The Engineering Research & Development (ERD) sector alone contributed 48 per cent to the total export revenue addition in FY24, Nasscom said.

The ERD sector, she said was expected to do well but looks better than expectation and it has overall been tremendously positive for India.

“Going forward, this is going to be one sector that we should watch out for.”

According to Nasscom, while there was a marginal growth in the deal pipeline, the big change was the change in the deal size, which spiked 70 per cent.

She said while there was a lot of talk about job losses in the face of AI, the industry grew in terms of employment.

Despite reports of massive retrenchments, the industry added net 60,000 jobs, taking the total headcount to 5.43 million in the year.

“We hired around 60,000 people in addition to over and above last year. (But) what we are seeing definitely there is a correction because there was also a lot of over hiring done during the Covid years.
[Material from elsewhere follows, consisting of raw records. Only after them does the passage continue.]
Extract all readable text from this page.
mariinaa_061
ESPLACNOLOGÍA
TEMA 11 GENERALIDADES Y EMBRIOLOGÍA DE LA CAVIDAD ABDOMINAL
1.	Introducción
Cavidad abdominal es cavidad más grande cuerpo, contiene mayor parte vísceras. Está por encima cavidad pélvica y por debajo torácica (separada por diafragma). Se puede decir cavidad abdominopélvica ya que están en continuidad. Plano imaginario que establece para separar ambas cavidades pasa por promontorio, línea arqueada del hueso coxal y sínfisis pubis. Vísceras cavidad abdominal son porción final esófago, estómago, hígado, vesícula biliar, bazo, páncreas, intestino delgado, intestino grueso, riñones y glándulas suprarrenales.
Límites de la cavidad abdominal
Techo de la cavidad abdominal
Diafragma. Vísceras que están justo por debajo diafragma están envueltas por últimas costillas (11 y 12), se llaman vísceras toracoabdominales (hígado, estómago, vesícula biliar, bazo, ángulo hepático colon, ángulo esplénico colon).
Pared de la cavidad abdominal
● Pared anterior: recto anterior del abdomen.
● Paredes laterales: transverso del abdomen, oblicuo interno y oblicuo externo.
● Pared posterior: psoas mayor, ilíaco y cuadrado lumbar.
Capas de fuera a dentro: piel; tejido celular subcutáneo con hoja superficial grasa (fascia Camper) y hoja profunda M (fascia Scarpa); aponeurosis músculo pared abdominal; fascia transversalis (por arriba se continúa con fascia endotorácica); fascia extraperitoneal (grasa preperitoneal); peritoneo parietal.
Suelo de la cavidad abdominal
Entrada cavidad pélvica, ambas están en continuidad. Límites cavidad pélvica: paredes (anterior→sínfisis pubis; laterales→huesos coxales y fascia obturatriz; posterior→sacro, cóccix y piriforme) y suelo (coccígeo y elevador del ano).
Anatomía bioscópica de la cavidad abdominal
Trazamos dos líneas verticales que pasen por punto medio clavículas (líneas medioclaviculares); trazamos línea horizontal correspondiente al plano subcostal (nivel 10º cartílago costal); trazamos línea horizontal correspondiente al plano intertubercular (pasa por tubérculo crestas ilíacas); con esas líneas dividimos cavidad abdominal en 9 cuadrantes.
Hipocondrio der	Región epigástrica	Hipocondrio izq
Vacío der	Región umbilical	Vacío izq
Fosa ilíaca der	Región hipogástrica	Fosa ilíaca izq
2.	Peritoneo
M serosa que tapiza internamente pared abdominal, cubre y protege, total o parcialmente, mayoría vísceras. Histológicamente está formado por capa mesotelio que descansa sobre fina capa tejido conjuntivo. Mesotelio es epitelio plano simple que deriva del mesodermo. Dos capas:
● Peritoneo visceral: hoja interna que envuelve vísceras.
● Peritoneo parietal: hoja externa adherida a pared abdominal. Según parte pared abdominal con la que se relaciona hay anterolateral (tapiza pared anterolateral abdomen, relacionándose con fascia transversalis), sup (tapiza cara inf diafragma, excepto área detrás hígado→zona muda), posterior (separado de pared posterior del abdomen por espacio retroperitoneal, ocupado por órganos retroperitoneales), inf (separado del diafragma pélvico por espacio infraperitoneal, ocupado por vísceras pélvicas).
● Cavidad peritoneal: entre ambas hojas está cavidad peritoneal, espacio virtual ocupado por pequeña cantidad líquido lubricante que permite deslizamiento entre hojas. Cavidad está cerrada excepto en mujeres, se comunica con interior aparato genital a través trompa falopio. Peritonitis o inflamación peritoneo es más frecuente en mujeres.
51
So we are seeing some level of correction happening which is expected and needed for the industry,” Ghosh stated.

Nasscom said it is seeing the hiring moving towards jobs in AI, data, clouds, cyber security.

“So the frontier technologies is where we are seeing the demand growing and the industry is putting a lot of efforts to ensure that we continue to upskill existing workforce,” she added.

Globally, she said, nearly 6,50,000 employees are being trained on generative AI skills.